Wavelength of Intermittent Laser vs Prism

Question

The following YouTube video from Sixty Symbols ( What is the maximum Bandwidth? - Sixty Symbols https://www.youtube.com/watch?v=0OOmSyaoAt0 )states that only a laser which always shines truly shines as a single frequency (df = (or ~=) 0). A laser which is active only long enough to send a good pulse of coherent light must contain all of the frequencies necessary to shorten that pulse, where df * dt =1. No need to mess with the frequencies present -- the nature of the thing will ensure that sufficient distribution of frequencies are present.
If I shine a laser pulse through a prism, intuition says that I still only get a single spectral line coming out. Is this consistent? Is my intuition wrong, and the pulse of coherent light will spread through the prism? Will there be spreading only at the start and end of the pulse, but sufficient? To my level of knowledge, this is not a duplicate of:
Light of a specific wavelength going through a prism
It is related related to this question, sprung from the same YouTube video:
Does switching a laser on create multiple frequencies?
And it may well be answered here, but I am not conversant in compact support and so forth:
Does switching a laser on create multiple frequencies? Finally, can it be answered without resort to quantum superposition? This answer may well be what I am looking for, but that is not at all evident from my ability to read it:
Frequency Chirp, Instantaneous Frequency and Photons

My question therefore is limited to the observable behavior of a pulse and a prism. Will I observe any spectral spreading of a laser pulse through a prism due to the requirements of df * dt = 1?

Answer 1

Yes, since laser pulses with finite temporal length also have a non-zero spectral width, a dispersive prism will cause a laser beam to spread out, with different wavelengths emerging from the prism at different positions and angles. This spread will occur throughout the pulse, not just at the beginning and end, as all spectral components are present at all times.

For a continuous-wave laser (like a laser pointer) or a laser producing pulses of, say, a few picoseconds or longer, this dispersion will typically be small and invisible to the naked eye. Nevertheless, it is an important and useful effect, as prisms or diffraction gratings can be used to separate out part of a laser spectrum to make a more monochromatic beam.

For very short laser pulses of a femtosecond or less, the frequency spread is enormous. Here is an image of a type of laser called a frequency comb with its spectrum spread out (not using a prism, but the principle is the same) onto a piece of paper, showing that it spans almost the whole visible range.

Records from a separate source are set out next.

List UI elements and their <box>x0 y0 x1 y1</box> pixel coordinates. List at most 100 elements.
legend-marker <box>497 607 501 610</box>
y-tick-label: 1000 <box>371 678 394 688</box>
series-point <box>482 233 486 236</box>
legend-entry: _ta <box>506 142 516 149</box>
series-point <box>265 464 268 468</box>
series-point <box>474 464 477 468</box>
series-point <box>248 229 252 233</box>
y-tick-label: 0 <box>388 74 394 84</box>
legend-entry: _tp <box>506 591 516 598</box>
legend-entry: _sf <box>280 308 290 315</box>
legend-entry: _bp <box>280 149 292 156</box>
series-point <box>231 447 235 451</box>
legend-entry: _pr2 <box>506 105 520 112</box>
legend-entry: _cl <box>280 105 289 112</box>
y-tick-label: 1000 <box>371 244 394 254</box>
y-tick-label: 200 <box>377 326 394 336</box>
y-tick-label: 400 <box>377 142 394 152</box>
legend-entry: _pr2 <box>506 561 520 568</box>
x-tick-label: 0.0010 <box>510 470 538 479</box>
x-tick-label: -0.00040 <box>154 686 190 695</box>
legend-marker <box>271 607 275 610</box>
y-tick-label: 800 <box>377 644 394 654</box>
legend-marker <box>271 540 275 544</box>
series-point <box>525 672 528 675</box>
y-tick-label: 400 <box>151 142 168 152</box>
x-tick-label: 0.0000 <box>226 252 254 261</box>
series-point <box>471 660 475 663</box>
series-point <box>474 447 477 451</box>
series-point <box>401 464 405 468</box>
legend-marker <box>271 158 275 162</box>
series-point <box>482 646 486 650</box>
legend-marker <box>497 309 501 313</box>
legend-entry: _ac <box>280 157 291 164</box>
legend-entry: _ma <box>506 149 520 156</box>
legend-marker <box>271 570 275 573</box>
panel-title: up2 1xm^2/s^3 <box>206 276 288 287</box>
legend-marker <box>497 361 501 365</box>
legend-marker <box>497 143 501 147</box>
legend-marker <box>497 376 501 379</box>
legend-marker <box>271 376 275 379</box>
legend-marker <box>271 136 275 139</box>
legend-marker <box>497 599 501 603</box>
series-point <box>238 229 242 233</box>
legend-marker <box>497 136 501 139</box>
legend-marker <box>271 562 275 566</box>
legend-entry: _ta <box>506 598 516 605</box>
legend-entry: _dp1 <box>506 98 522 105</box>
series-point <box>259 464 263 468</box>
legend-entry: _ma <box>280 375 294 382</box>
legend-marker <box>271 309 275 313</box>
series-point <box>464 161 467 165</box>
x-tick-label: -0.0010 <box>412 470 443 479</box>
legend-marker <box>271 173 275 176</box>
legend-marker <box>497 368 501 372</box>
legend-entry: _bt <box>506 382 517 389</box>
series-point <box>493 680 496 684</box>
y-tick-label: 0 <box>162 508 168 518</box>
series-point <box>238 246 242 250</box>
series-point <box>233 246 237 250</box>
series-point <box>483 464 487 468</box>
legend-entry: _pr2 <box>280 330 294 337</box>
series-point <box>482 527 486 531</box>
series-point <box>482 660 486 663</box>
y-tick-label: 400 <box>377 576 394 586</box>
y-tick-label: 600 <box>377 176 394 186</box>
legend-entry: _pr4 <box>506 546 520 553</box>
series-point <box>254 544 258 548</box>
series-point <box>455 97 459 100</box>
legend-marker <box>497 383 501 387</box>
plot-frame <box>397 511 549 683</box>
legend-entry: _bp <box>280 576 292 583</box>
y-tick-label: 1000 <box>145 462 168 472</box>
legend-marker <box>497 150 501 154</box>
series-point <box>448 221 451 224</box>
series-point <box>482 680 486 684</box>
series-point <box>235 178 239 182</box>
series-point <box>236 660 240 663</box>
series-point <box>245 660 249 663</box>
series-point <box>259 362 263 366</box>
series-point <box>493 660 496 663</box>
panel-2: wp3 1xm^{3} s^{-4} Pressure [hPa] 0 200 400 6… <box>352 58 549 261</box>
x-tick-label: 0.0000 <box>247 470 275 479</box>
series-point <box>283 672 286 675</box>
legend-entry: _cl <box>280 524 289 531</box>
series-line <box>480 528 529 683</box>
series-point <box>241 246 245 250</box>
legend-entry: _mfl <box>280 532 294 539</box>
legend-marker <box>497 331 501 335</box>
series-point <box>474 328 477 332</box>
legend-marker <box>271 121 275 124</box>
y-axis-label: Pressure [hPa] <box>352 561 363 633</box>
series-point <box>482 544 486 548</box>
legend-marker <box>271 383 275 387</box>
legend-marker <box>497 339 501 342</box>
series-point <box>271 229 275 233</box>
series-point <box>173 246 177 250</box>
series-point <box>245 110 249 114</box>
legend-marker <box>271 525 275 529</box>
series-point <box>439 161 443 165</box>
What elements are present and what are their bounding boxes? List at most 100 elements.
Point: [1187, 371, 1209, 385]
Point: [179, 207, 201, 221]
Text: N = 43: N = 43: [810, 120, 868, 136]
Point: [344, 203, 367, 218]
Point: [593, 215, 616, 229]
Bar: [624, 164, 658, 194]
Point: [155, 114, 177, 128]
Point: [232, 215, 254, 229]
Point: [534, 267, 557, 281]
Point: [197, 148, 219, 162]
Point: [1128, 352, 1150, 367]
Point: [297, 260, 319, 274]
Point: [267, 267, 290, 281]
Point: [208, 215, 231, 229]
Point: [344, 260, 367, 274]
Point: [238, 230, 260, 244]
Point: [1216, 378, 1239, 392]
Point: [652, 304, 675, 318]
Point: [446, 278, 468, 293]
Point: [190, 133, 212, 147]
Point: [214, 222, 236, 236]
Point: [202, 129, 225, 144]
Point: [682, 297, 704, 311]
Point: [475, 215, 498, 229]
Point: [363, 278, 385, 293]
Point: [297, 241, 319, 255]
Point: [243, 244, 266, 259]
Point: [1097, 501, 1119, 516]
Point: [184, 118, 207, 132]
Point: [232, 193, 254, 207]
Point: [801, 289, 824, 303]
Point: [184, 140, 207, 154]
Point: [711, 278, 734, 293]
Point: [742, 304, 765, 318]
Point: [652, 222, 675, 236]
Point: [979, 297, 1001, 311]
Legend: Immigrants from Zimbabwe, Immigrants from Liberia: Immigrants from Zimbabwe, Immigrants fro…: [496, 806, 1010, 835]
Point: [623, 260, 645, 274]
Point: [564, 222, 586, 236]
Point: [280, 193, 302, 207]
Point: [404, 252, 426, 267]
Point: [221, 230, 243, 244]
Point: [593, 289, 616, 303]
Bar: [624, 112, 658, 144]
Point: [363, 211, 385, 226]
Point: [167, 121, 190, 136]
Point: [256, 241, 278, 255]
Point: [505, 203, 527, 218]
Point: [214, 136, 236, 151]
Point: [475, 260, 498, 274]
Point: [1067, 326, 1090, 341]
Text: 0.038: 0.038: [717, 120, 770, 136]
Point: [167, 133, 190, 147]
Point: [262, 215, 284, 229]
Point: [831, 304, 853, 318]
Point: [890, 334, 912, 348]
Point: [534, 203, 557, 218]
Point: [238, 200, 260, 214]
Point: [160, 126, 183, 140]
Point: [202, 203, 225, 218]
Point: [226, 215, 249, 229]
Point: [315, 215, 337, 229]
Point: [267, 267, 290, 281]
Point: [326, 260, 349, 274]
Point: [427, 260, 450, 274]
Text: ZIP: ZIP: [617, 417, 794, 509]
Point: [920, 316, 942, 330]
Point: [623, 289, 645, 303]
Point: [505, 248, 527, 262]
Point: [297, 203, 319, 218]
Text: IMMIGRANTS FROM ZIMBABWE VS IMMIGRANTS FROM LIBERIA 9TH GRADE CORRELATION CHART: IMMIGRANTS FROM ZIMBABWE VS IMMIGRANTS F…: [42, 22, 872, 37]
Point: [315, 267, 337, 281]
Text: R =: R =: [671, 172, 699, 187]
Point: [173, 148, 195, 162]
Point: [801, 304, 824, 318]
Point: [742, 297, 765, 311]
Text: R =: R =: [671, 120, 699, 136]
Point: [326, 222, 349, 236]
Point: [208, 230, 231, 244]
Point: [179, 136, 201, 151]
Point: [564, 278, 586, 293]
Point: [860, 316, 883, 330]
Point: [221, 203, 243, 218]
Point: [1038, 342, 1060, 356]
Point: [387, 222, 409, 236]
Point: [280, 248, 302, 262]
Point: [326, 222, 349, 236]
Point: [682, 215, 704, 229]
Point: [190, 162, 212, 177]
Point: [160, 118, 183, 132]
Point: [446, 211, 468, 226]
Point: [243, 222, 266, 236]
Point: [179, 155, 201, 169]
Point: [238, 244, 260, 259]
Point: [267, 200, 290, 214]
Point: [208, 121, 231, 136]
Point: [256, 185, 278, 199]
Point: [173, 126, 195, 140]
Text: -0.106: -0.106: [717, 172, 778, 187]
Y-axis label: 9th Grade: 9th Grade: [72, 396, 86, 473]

The Wikipedia article on mode locking of lasers has a useful animation (by Davidjessop) showing how standing waves of different wavelengths can add together to create a traveling pulse of light:

I can't tell from your question whether you are already familiar with Fourier transforms, but if you want to understand more about why $\Delta f$ is inversely related to $\Delta t$, that would be a good place to start!